La question le prend de cours. Alors qu'ils sont en train de débarrasser la table, reprenant bien vite leurs anciennes habitudes, l'air sur le visage de Max s'est fait sérieux. 

— Un problème, un problème comment ? 

— Je sais pas. Un problème qui fait que personne sera jamais vraiment mon ami ou m'aimera.

La foudre semble s'abattre sur Daniel alors que le regard triste se lève vers lui. 

— Alex part aussi. Pierre est parti. Maman et Vic sont parties. Même toi t'es parti alors que... 

 Les mots non prononcés résonnent dans son esprit. Le alors que t'avais promis qu'il laisse en suspens pour ne pas rappeler la douleur de la trahison. Il peut voir l'eau gorger petit à petit les yeux clairs. Il attire le blond contre son cœur. 

— Le problème Maxy, c'est certainement que Christian t'aime un peu trop. 

Il glisse ses doigts dans les mèches, les portent à la jonction entre la base de sa chevelure et son cou, là où il sait pertinemment que cela calme le néerlandais. Il ne sait pas comment lui dire sans le vexer à quel point la place qu'il prend chez Red Bull est immense, encombrante. A quel point, il y est un si grand soleil que rien d'autre n'y brille en comparaison.

— Mais c'est pas de ma faute. Et Christian t'aimait aussi beaucoup. Il voulait pas que tu partes.

Il pince ses lèvres, ne sachant pas réellement comment aborder le sujet sans trop en confier. Comment lui expliquer qu'il était en train de lui briser le cœur à chaque course perdue tant ils voulaient la même chose sans pouvoir tous deux l'obtenir. Comment lui dire sans se mettre ses sentiments en danger à quel point savoir qu'il lui avait fait du mal inintentionnellement l'avait blessé.

— Il fallait que je change chaton. Je t'ai fait du mal à Baku et on s'en serait refait. Et j'avais tout sauf envie d'être celui qui t'aurais blessé. 

Il l'éloignement légèrement, plonge ses yeux dans ceux l'observant. 

— Tu comprends Maxy ?

Ses yeux luisent étrangement et il se retrouve bientôt enveloppé dans une forte étreinte. La tête s'enfouie dans son cou alors que leurs torses sont puissamment plaqués l'un contre l'autre. Il sait avant même la réponse ce qu'elle va être.

— Je crois.  

Après presque deux ans de vie sans Max, il vient de revenir telle une tornade dans sa vie, entrainant tout sur son passage et chamboulant toutes ses certitudes. Parce que malgré cette soirée quelques mois plus tôt, il n'avait plus eu la moindre preuve que Max l'appréciait encore un peu. Mais ce jour-là, il a fallu que quelques mots pour qu'il se réinstalle confortablement dans sa vie et que son cœur abimé par les disputes et la distance soit pansé. 

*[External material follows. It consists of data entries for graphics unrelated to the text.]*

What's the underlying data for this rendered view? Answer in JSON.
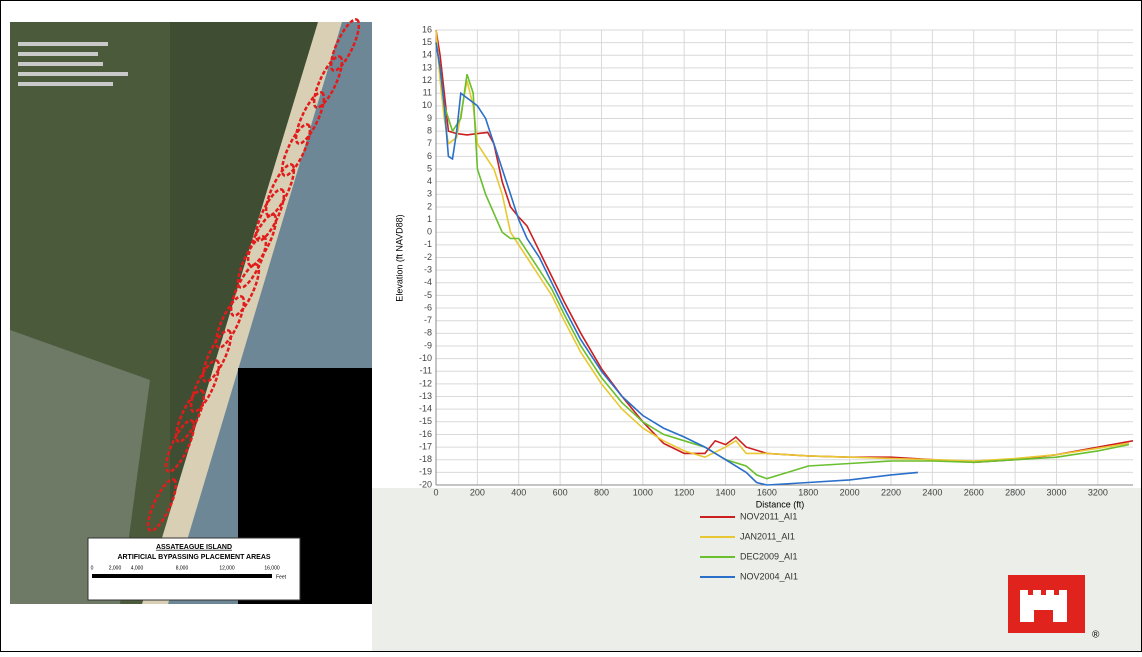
{
  "map": {
    "title": "ASSATEAGUE ISLAND",
    "subtitle": "ARTIFICIAL BYPASSING PLACEMENT AREAS",
    "scale_labels": [
      "0",
      "2,000",
      "4,000",
      "8,000",
      "12,000",
      "16,000"
    ],
    "scale_unit": "Feet"
  },
  "logo_mark": "®",
  "chart_data": {
    "type": "line",
    "x_label": "Distance (ft)",
    "y_label": "Elevation (ft NAVD88)",
    "xlim": [
      0,
      3370
    ],
    "ylim": [
      -20,
      16
    ],
    "grid": true,
    "xticks": [
      0,
      200,
      400,
      600,
      800,
      1000,
      1200,
      1400,
      1600,
      1800,
      2000,
      2200,
      2400,
      2600,
      2800,
      3000,
      3200
    ],
    "yticks": [
      16,
      15,
      14,
      13,
      12,
      11,
      10,
      9,
      8,
      7,
      6,
      5,
      4,
      3,
      2,
      1,
      0,
      -1,
      -2,
      -3,
      -4,
      -5,
      -6,
      -7,
      -8,
      -9,
      -10,
      -11,
      -12,
      -13,
      -14,
      -15,
      -16,
      -17,
      -18,
      -19,
      -20
    ],
    "series": [
      {
        "name": "NOV2011_AI1",
        "color": "#cc1f1f",
        "x": [
          0,
          20,
          40,
          60,
          100,
          150,
          200,
          250,
          280,
          320,
          360,
          400,
          440,
          500,
          560,
          620,
          700,
          800,
          900,
          1000,
          1100,
          1200,
          1300,
          1350,
          1400,
          1450,
          1500,
          1600,
          1800,
          2000,
          2200,
          2400,
          2600,
          2800,
          3000,
          3200,
          3370
        ],
        "values": [
          16,
          14,
          11,
          8,
          7.8,
          7.7,
          7.8,
          7.9,
          7,
          4,
          2,
          1.2,
          0.5,
          -1.5,
          -3.5,
          -5.5,
          -8,
          -10.8,
          -13,
          -15,
          -16.7,
          -17.5,
          -17.5,
          -16.5,
          -16.8,
          -16.2,
          -17,
          -17.5,
          -17.7,
          -17.8,
          -17.8,
          -18,
          -18.2,
          -18,
          -17.6,
          -17,
          -16.5
        ]
      },
      {
        "name": "JAN2011_AI1",
        "color": "#e8c832",
        "x": [
          0,
          20,
          40,
          60,
          100,
          150,
          180,
          200,
          240,
          280,
          320,
          360,
          400,
          440,
          500,
          560,
          620,
          700,
          800,
          900,
          1000,
          1100,
          1200,
          1300,
          1400,
          1450,
          1500,
          1600,
          1800,
          2000,
          2200,
          2400,
          2600,
          2800,
          3000,
          3200,
          3350
        ],
        "values": [
          16,
          12,
          9,
          7,
          7.5,
          12,
          10,
          7,
          6,
          5,
          3,
          0,
          -1,
          -2,
          -3.5,
          -5,
          -7,
          -9.5,
          -12,
          -14,
          -15.5,
          -16.5,
          -17.3,
          -17.8,
          -17,
          -16.5,
          -17.5,
          -17.5,
          -17.7,
          -17.8,
          -17.9,
          -18,
          -18.1,
          -17.9,
          -17.6,
          -17.1,
          -16.7
        ]
      },
      {
        "name": "DEC2009_AI1",
        "color": "#6abf2e",
        "x": [
          0,
          20,
          40,
          80,
          120,
          150,
          180,
          200,
          240,
          280,
          320,
          360,
          400,
          440,
          500,
          560,
          620,
          700,
          800,
          900,
          1000,
          1100,
          1200,
          1300,
          1400,
          1500,
          1550,
          1600,
          1700,
          1800,
          2000,
          2200,
          2400,
          2600,
          2800,
          3000,
          3200,
          3350
        ],
        "values": [
          15,
          13,
          10,
          8,
          9,
          12.5,
          11,
          5,
          3,
          1.5,
          0,
          -0.5,
          -0.5,
          -1.5,
          -3,
          -4.5,
          -6.5,
          -9,
          -11.5,
          -13.5,
          -15,
          -16,
          -16.5,
          -17,
          -18,
          -18.5,
          -19.2,
          -19.5,
          -19,
          -18.5,
          -18.3,
          -18.1,
          -18.1,
          -18.2,
          -18,
          -17.8,
          -17.3,
          -16.8
        ]
      },
      {
        "name": "NOV2004_AI1",
        "color": "#2a6fc9",
        "x": [
          0,
          20,
          40,
          60,
          80,
          100,
          120,
          160,
          200,
          240,
          280,
          320,
          360,
          400,
          440,
          500,
          560,
          620,
          700,
          800,
          900,
          1000,
          1100,
          1200,
          1300,
          1400,
          1500,
          1550,
          1600,
          1800,
          2000,
          2200,
          2330
        ],
        "values": [
          15,
          13,
          10,
          6,
          5.8,
          8,
          11,
          10.5,
          10,
          9,
          7,
          5,
          3,
          1,
          -0.5,
          -2,
          -4,
          -6,
          -8.5,
          -11,
          -13,
          -14.5,
          -15.5,
          -16.2,
          -17,
          -18,
          -19,
          -19.8,
          -20,
          -19.8,
          -19.6,
          -19.2,
          -19
        ]
      }
    ]
  }
}
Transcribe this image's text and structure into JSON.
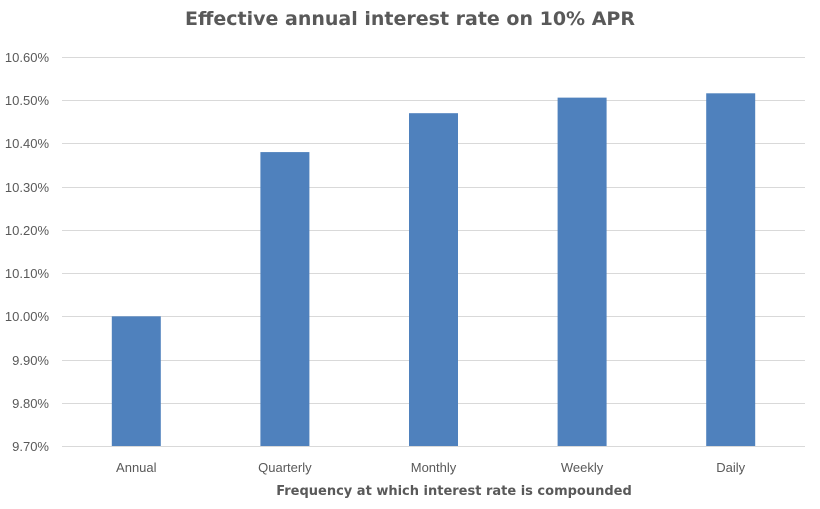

Max quitta l'hôtel de Daniel le cœur gonflé de joie. Après de longs mois, il avait pu de nouveau plonger dans ses bras. Quand il pensa aux raisons évoquées, il espéra fortement ne pas en faire une mauvaise interprétation qui le mènerait à une fausse joie. Il écrasa cette pensée, se convainquant qu'à présent, il allait de nouveau pouvoir profiter dès qu'il le voudrait de la chaleur de son étreinte et de la douceur de ses doigts.